La présidente-directrice générale du Centre intégré de santé et services sociaux de l'Abitibi-Témiscamingue (CISSSAT) Caroline Roy a rencontré des préfets de la région cette semaine pour les informer de la réorganisation de certains soins de santé en raison du manque de main-d'oeuvre.

Caroline Roy les a avisés que certains services de santé seraient délestés pour une durée temporaire de trois mois en raison de la pénurie de travailleurs, surtout d'infirmières, afin de prêter main-forte aux équipes des services essentiels.

Le président de la conférence des préfets Martin Ferron se dit particulièrement préoccupé d'un délestage des services de proximité, comme les services dans les CLSC, pour les personnes âgées ou pour les personnes souffrant de maladie auto-immune.

Les services de proximité, on n'acceptera pas qu'ils coupent là-dedans. En tout cas, moi, je ne tolérerai pas ça

Martin Ferro

Si on coupe les services de proximité aux gens les plus vulnérables, ils vont se retrouver à l'urgence ou d'autres départements qui sont déjà, alors ça devient un cercle vicieux qui va encore amplifier le problème au niveau des services. On comprend très bien qu'il comprend très bien qu'il manque du personnel [...] on comprend très bien les mesures, on n'est pas contre. On veut s'adapter pour s'assurer pour qu'il n'y ait pas de rupture totale des services, mais il y a certains niveaux où on ne peut pas se permettre de couper des services, souligne M. Ferron.

La préfète de la MRC de Témiscamingue Claire Bolduc, qui a eu une rencontre mercredi soir avec Caroline Roy, affirme que les élus se sont tout de suite mis en mode solution pour résoudre le problème.
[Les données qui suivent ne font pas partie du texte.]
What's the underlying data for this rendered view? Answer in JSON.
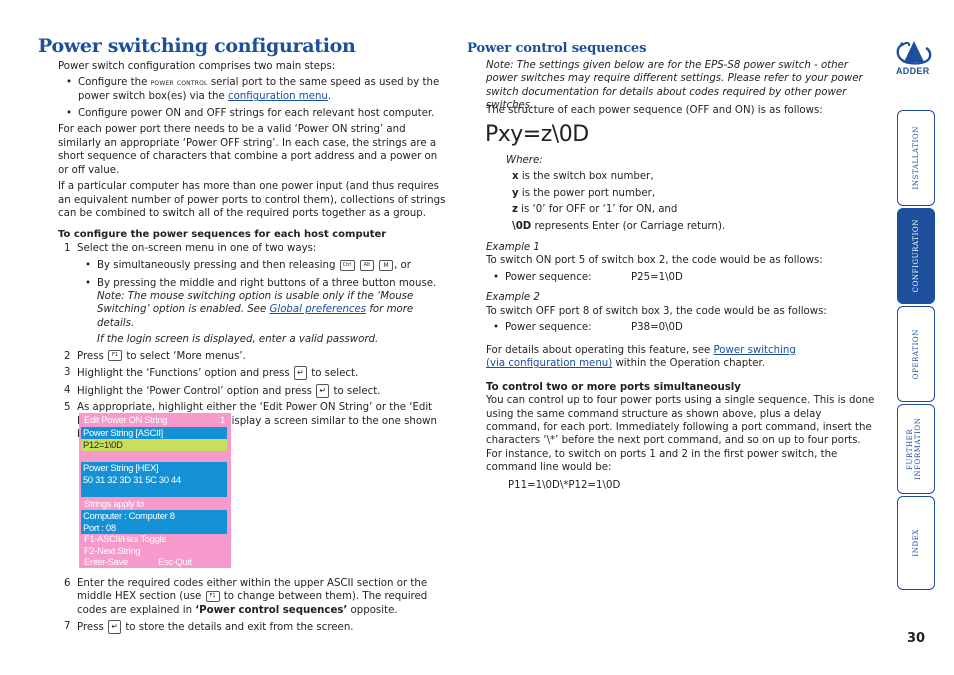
{
  "left": {
    "title": "Power switching configuration",
    "intro": "Power switch configuration comprises two main steps:",
    "steps_bullets": [
      {
        "pre": "Configure the ",
        "smallcaps": "power control",
        "post": " serial port to the same speed as used by the power switch box(es) via the ",
        "link": "configuration menu",
        "end": "."
      },
      {
        "text": "Configure power ON and OFF strings for each relevant host computer."
      }
    ],
    "para1": "For each power port there needs to be a valid ‘Power ON string’ and similarly an appropriate ‘Power OFF string’. In each case, the strings are a short sequence of characters that combine a port address and a power on or off value.",
    "para2": "If a particular computer has more than one power input (and thus requires an equivalent number of power ports to control them), collections of strings can be combined to switch all of the required ports together as a group.",
    "procedure_heading": "To configure the power sequences for each host computer",
    "step1": {
      "num": "1",
      "text": "Select the on-screen menu in one of two ways:"
    },
    "step1_b1_pre": "By simultaneously pressing and then releasing",
    "step1_b1_keys": [
      "Ctrl",
      "Alt",
      "M"
    ],
    "step1_b1_post": ", or",
    "step1_b2": "By pressing the middle and right buttons of a three button mouse.",
    "note_pre": "Note: The mouse switching option is usable only if the ‘Mouse Switching’ option is enabled. See ",
    "note_link": "Global preferences",
    "note_post": " for more details.",
    "login_note": "If the login screen is displayed, enter a valid password.",
    "step2": {
      "num": "2",
      "pre": "Press",
      "key": "F1",
      "post": "to select ‘More menus’."
    },
    "step3": {
      "num": "3",
      "pre": "Highlight the ‘Functions’ option and press",
      "post": "to select."
    },
    "step4": {
      "num": "4",
      "pre": "Highlight the ‘Power Control’ option and press",
      "post": "to select."
    },
    "step5": {
      "num": "5",
      "text": "As appropriate, highlight either the ‘Edit Power ON String’ or the ‘Edit Power OFF String’ options to display a screen similar to the one shown below:"
    },
    "step6": {
      "num": "6",
      "pre": "Enter the required codes either within the upper ASCII section or the middle HEX section (use",
      "key": "F1",
      "mid": "to change between them). The required codes are explained in ",
      "bold": "‘Power control sequences’",
      "post": " opposite."
    },
    "step7": {
      "num": "7",
      "pre": "Press",
      "post": "to store the details and exit from the screen."
    }
  },
  "osd": {
    "title": "Edit Power ON String",
    "page": "1",
    "ascii_label": "Power String [ASCII]",
    "ascii_value": "P12=1\\0D",
    "hex_label": "Power String  [HEX]",
    "hex_value": "50 31 32 3D 31 5C 30 44",
    "applies_label": "Strings apply to",
    "computer": "Computer  :  Computer 8",
    "port": "Port : 08",
    "help1": "F1-ASCII/Hex Toggle",
    "help2": "F2-Next String",
    "help3a": "Enter-Save",
    "help3b": "Esc-Quit",
    "colors": {
      "background": "#f59acb",
      "highlight": "#1591d6",
      "selected": "#c9df5c"
    }
  },
  "right": {
    "title": "Power control sequences",
    "note": "Note: The settings given below are for the EPS-S8 power switch - other power switches may require different settings. Please refer to your power switch documentation for details about codes required by other power switches.",
    "structure": "The structure of each power sequence (OFF and ON) is as follows:",
    "formula": "Pxy=z\\0D",
    "where": "Where:",
    "defs": [
      {
        "term": "x",
        "text": " is the switch box number,"
      },
      {
        "term": "y",
        "text": " is the power port number,"
      },
      {
        "term": "z",
        "text": " is ‘0’ for OFF or ‘1’ for ON, and"
      },
      {
        "term": "\\0D",
        "text": " represents Enter (or Carriage return)."
      }
    ],
    "ex1_label": "Example 1",
    "ex1_text": "To switch ON port 5 of switch box 2, the code would be as follows:",
    "ex1_seq_label": "Power sequence:",
    "ex1_seq": "P25=1\\0D",
    "ex2_label": "Example 2",
    "ex2_text": "To switch OFF port 8 of switch box 3, the code would be as follows:",
    "ex2_seq_label": "Power sequence:",
    "ex2_seq": "P38=0\\0D",
    "details_pre": "For details about operating this feature, see ",
    "details_link": "Power switching (via configuration menu)",
    "details_post": " within the Operation chapter.",
    "multi_heading": "To control two or more ports simultaneously",
    "multi_text": "You can control up to four power ports using a single sequence. This is done using the same command structure as shown above, plus a delay command, for each port. Immediately following a port command, insert the characters ‘\\*’ before the next port command, and so on up to four ports. For instance, to switch on ports 1 and 2 in the first power switch, the command line would be:",
    "multi_example": "P11=1\\0D\\*P12=1\\0D"
  },
  "sidebar": {
    "logo": "ADDER",
    "tabs": [
      {
        "label": "INSTALLATION",
        "active": false
      },
      {
        "label": "CONFIGURATION",
        "active": true
      },
      {
        "label": "OPERATION",
        "active": false
      },
      {
        "label": "FURTHER INFORMATION",
        "active": false
      },
      {
        "label": "INDEX",
        "active": false
      }
    ],
    "accent": "#1d4f9c"
  },
  "page_number": "30"
}
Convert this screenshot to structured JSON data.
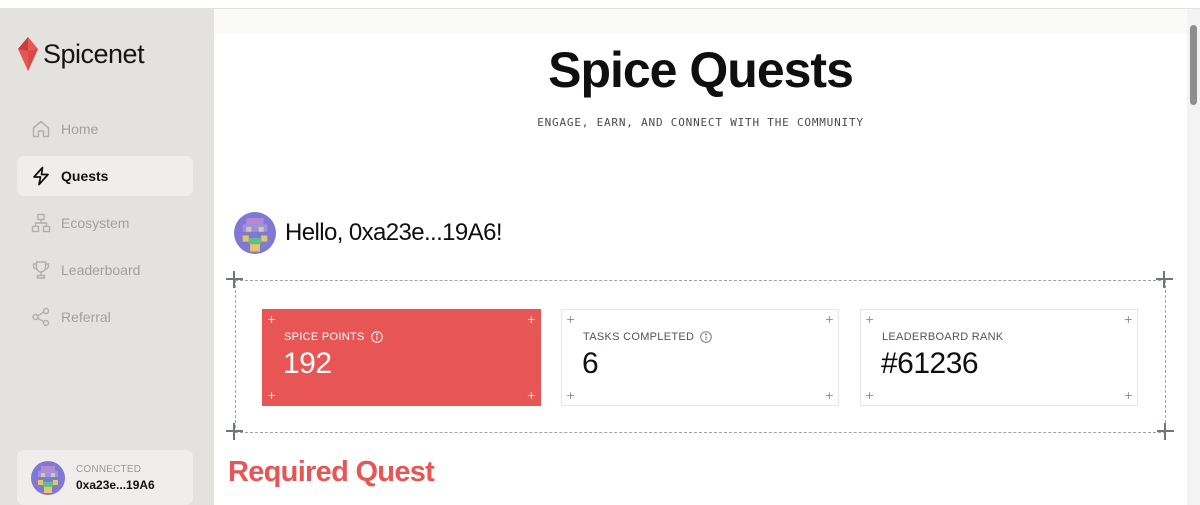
{
  "app": {
    "brand": "Spicenet"
  },
  "sidebar": {
    "items": [
      {
        "label": "Home",
        "icon": "home-icon",
        "active": false
      },
      {
        "label": "Quests",
        "icon": "lightning-icon",
        "active": true
      },
      {
        "label": "Ecosystem",
        "icon": "hierarchy-icon",
        "active": false
      },
      {
        "label": "Leaderboard",
        "icon": "trophy-icon",
        "active": false
      },
      {
        "label": "Referral",
        "icon": "share-icon",
        "active": false
      }
    ],
    "wallet": {
      "status": "CONNECTED",
      "address": "0xa23e...19A6"
    }
  },
  "main": {
    "title": "Spice Quests",
    "subtitle": "ENGAGE, EARN, AND CONNECT WITH THE COMMUNITY",
    "greeting": "Hello, 0xa23e...19A6!",
    "stats": [
      {
        "label": "SPICE POINTS",
        "value": "192",
        "info": true
      },
      {
        "label": "TASKS COMPLETED",
        "value": "6",
        "info": true
      },
      {
        "label": "LEADERBOARD RANK",
        "value": "#61236",
        "info": false
      }
    ],
    "section_title": "Required Quest"
  },
  "colors": {
    "accent": "#e85555",
    "sidebar_bg": "#e4e2de",
    "active_item_bg": "#efeeec"
  }
}
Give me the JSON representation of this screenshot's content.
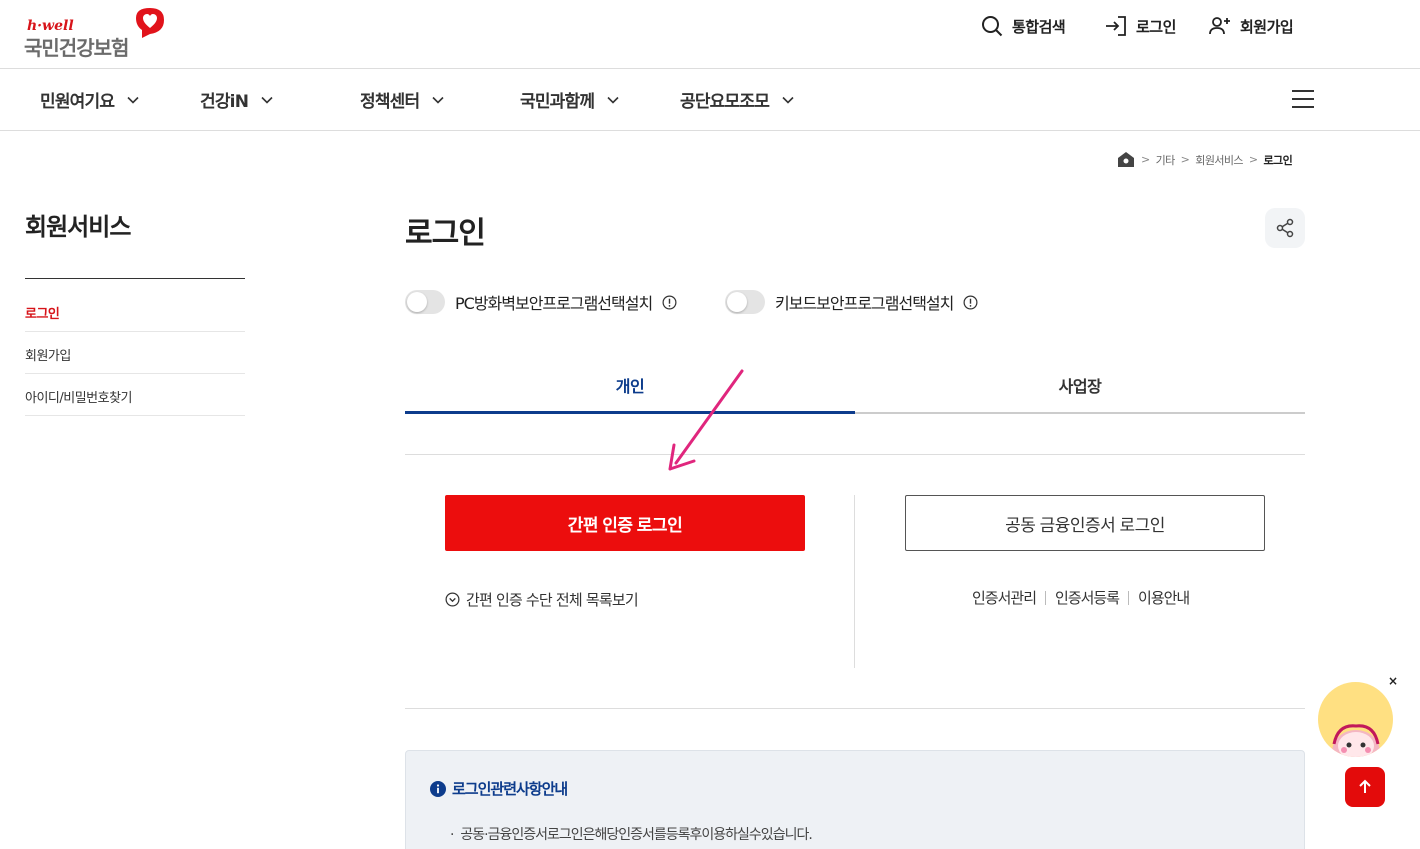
{
  "logo": {
    "en": "h·well",
    "ko": "국민건강보험"
  },
  "util": {
    "search": "통합검색",
    "login": "로그인",
    "join": "회원가입"
  },
  "gnb": {
    "items": [
      "민원여기요",
      "건강iN",
      "정책센터",
      "국민과함께",
      "공단요모조모"
    ]
  },
  "breadcrumb": {
    "items": [
      "기타",
      "회원서비스",
      "로그인"
    ]
  },
  "side": {
    "title": "회원서비스",
    "items": [
      "로그인",
      "회원가입",
      "아이디/비밀번호찾기"
    ],
    "active_index": 0
  },
  "main": {
    "title": "로그인",
    "toggles": [
      "PC방화벽보안프로그램선택설치",
      "키보드보안프로그램선택설치"
    ],
    "tabs": [
      "개인",
      "사업장"
    ],
    "simple_login": "간편 인증 로그인",
    "simple_list": "간편 인증 수단 전체 목록보기",
    "cert_login": "공동 금융인증서 로그인",
    "cert_links": [
      "인증서관리",
      "인증서등록",
      "이용안내"
    ]
  },
  "notice": {
    "title": "로그인관련사항안내",
    "body": "공동·금융인증서로그인은해당인증서를등록후이용하실수있습니다."
  },
  "floating": {
    "close": "×"
  },
  "colors": {
    "brand_red": "#ec0d0d",
    "navy": "#0d3c8c",
    "arrow": "#e0267d"
  },
  "icons": [
    "search-icon",
    "login-icon",
    "user-plus-icon",
    "chevron-down-icon",
    "hamburger-icon",
    "home-icon",
    "share-icon",
    "info-icon",
    "arrow-up-icon"
  ]
}
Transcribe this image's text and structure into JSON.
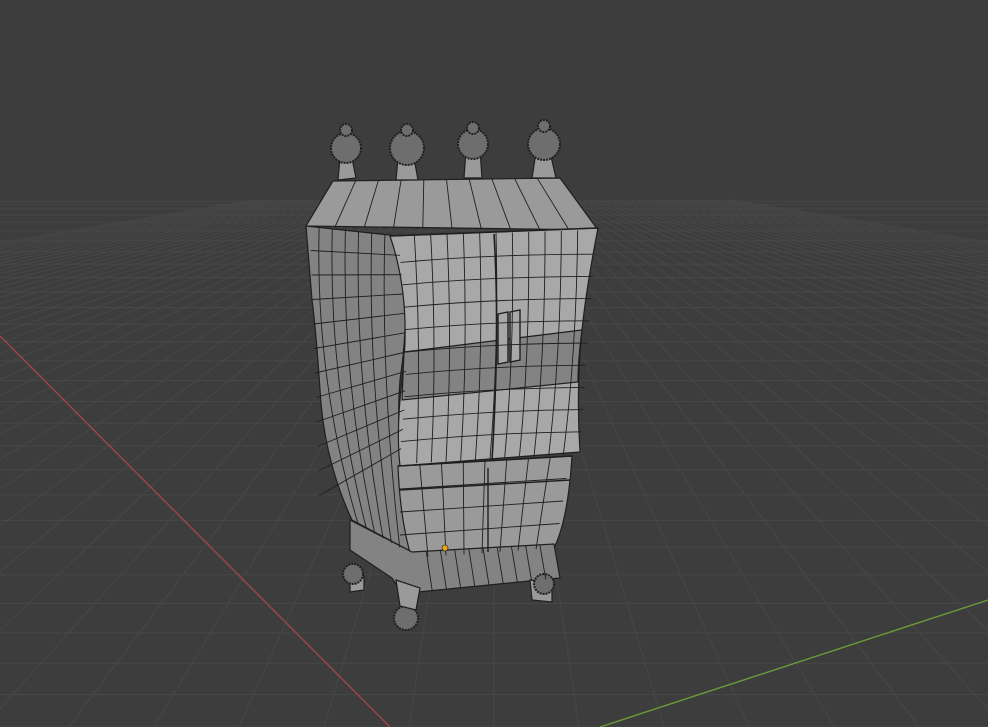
{
  "viewport": {
    "mode": "wireframe-overlay",
    "background_color": "#3d3d3d",
    "grid_color": "#474747",
    "x_axis_color": "#a0444e",
    "y_axis_color": "#6a9a3a"
  },
  "object": {
    "kind": "wardrobe cabinet mesh",
    "body_color": "#9a9a9a",
    "body_light_color": "#a8a8a8",
    "body_dark_color": "#838383",
    "wire_color": "#1f1f1f",
    "origin_color": "#e8a317",
    "finials": 4,
    "feet": 4,
    "doors": 2,
    "drawers": 2
  }
}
Une pénurie temporaire ne doit pas se traduire en perte de service permanente, indique Claire Bolduc. Nous, c'est dans cette optique-là que l'on va travailler. On va travailler pour comprendre ce qui se passe au CISSSAT. Ça ne sert à rien de se déchirer sur la place publique, c'est une situation qui est provinciale. Il y a une pénurie d'infirmières partout au Québec.

Elle reconnaît que la situation est inquiétante, mais croit que les élus doivent soutenir le CISSSAT pour trouver des solutions. C'est que l'on peut faire, c'est attirer de la main-d'oeuvre, mettre en valeur le territoire, énumère-t-elle.

Parmi les mesures proposées jusqu'à maintenant, Claire Bolduc a mentionné l'idée d'inviter certaines infirmières qui travaillent à North Bay à revenir sur le territoire du Témiscamingue.